The island's bus service connects Argostoli with Sami, Fiskardo, and Poros, but schedules are limited and unreliable outside peak season.
Most restaurants close between 15:00 and 19:00, and many smaller establishments shut entirely on Mondays. Always call ahead if you have a specific place in mind.
Tap water is safe to drink in Argostoli and most larger towns, but many locals prefer bottled water in the smaller villages where the supply comes from local springs of variable quality.
Frequently Asked Questions
How many days are needed to see the major tourist attractions in Kefalonia without feeling rushed?
A minimum of five full days is recommended to cover the main sites, including Myrtos Beach, Melissani Cave, Drogarati Cave, Fiskardo, Argostoli, and Mount Ainos, without spending every day in the car. Seven days allows for a more relaxed pace with time for spontaneous stops at smaller beaches and villages.
Is it possible to walk between the main sightseeing spots in Kefalonia, or is local transport necessary?
Walking between major attractions is not practical. The distance from Argostoli to Myrtos Beach is approximately 30 kilometers, and from Argostoli to Fiskardo is roughly 50 kilometers. A rental car is essential for independent exploration. The island's public bus network connects only the largest towns and runs limited schedules.
Do the most popular attractions in Kefalonia require advance ticket booking, especially during peak season?
Melissani Cave and Drogarati Cave both accept on-site ticket purchases, with individual entry costing approximately 7 euro and 5 euro respectively. Advance online booking is available for Melissani through the Greek Ministry of Culture e-ticketing portal, but availability is not always accurate in real time. Arriving early or during off-peak hours is generally more reliable than depending on online reservations.

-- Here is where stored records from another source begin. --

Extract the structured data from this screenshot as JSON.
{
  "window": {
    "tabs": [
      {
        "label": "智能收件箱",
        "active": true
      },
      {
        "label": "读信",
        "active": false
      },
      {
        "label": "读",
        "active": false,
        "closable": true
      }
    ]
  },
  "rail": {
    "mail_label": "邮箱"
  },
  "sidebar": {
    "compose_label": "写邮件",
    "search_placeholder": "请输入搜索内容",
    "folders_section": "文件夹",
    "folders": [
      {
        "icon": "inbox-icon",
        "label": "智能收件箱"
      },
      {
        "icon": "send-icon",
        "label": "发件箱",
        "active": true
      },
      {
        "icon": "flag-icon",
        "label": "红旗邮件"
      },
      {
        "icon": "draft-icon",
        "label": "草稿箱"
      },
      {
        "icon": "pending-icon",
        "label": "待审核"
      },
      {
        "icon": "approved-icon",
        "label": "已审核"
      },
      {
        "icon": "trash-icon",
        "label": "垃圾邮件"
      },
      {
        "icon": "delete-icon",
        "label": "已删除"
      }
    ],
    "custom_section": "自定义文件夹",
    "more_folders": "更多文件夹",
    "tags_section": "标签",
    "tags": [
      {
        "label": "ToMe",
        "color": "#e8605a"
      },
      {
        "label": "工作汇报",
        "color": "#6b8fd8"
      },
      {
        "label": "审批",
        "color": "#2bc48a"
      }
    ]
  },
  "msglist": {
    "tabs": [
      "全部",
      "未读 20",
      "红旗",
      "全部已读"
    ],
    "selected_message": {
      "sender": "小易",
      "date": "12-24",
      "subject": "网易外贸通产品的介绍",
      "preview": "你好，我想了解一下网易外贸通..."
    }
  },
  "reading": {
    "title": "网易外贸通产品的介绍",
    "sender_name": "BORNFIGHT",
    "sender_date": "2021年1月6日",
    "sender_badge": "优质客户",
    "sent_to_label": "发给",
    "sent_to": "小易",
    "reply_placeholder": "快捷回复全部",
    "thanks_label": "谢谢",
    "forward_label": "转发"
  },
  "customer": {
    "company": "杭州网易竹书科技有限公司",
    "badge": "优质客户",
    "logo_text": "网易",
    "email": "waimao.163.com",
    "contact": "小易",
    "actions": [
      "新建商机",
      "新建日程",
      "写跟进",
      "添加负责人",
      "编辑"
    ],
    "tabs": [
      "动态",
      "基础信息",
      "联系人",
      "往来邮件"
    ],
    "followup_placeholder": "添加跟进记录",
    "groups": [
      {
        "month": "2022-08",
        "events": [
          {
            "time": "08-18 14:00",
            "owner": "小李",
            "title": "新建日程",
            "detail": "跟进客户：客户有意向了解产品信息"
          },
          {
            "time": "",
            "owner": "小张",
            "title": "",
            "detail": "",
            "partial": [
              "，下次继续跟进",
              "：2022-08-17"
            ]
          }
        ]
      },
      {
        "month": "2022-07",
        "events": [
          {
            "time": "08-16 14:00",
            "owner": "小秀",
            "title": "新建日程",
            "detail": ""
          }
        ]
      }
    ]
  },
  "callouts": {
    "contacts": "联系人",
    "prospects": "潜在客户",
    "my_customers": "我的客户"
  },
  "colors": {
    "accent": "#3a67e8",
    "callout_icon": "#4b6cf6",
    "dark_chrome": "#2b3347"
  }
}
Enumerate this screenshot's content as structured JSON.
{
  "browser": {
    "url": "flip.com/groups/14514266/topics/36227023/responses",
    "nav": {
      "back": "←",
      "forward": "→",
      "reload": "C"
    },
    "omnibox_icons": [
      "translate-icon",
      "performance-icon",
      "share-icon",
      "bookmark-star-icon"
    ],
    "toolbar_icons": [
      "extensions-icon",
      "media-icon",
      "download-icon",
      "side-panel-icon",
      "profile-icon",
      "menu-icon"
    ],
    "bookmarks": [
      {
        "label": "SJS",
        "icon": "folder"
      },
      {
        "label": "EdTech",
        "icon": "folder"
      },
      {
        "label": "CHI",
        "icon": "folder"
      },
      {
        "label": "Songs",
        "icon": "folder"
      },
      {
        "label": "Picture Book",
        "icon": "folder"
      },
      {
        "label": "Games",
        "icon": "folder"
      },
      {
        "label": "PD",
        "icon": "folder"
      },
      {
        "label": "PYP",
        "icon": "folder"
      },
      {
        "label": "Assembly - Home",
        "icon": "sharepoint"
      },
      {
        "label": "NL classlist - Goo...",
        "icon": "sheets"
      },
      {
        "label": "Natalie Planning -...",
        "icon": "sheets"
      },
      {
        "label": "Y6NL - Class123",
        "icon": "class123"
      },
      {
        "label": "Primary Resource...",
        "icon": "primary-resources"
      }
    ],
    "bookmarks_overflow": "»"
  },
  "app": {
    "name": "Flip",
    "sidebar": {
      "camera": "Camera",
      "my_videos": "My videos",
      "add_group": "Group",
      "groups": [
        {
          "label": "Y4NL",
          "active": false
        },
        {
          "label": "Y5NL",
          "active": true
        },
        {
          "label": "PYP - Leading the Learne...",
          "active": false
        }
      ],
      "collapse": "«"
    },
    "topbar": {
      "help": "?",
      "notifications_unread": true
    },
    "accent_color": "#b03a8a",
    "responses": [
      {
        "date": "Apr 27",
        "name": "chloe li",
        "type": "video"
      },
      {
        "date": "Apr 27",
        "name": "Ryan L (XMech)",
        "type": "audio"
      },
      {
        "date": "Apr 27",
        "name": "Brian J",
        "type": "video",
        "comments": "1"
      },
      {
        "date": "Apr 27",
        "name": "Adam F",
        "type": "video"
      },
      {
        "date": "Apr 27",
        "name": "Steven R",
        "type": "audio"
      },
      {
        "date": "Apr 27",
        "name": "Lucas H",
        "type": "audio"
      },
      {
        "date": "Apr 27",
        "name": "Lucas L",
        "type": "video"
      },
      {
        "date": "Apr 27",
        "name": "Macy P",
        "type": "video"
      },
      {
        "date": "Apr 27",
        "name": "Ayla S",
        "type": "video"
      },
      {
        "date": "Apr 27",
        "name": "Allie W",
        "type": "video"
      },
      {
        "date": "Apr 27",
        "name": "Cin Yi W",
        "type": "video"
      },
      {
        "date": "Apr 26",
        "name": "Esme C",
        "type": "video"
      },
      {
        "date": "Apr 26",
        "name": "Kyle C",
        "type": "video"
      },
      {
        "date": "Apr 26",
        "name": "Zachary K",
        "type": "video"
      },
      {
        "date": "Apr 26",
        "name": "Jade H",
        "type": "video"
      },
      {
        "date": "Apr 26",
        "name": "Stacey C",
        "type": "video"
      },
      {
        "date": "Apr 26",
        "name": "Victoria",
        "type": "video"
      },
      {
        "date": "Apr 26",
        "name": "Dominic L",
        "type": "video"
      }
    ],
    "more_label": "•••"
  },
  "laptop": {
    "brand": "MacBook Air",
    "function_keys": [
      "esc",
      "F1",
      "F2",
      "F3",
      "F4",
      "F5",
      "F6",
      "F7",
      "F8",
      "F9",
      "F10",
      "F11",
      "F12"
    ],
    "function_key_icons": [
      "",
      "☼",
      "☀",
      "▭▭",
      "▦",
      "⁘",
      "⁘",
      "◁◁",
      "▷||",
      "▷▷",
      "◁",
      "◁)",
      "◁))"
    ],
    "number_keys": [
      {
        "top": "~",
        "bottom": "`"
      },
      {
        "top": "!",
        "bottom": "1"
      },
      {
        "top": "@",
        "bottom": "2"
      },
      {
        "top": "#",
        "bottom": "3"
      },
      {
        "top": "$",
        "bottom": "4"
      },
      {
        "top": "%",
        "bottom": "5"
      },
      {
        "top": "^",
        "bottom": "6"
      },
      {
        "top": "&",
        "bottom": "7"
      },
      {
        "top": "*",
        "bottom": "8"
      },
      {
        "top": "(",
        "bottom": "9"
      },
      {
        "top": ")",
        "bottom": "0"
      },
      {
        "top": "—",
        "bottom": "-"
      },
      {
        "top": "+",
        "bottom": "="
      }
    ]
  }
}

What is the safest and most reliable way to get around Kefalonia as a solo traveler?
Renting a car is the most reliable option, with daily rates starting from around 25 euro in the off-season and 40 euro in peak summer. The main roads are paved and well signed, though mountain roads can be narrow. Licensed taxis operate from Argostoli and the airport, with a typical fare from the airport to Argostoli town center costing approximately 15 euro.
What are the best free or low-cost tourist places in Kefalonia that are genuinely worth the visit?
The De Bosset Bridge in Argostoli, the Koutavos Lagoon turtle viewing area, the Argostoli seafront promenade, and the Fiskardo waterfront are all free to visit and among the most rewarding experiences on the island. The Roman cemetery site at Fiskardo costs approximately 3 euro, and the Ainos National Park hiking trails are free to access.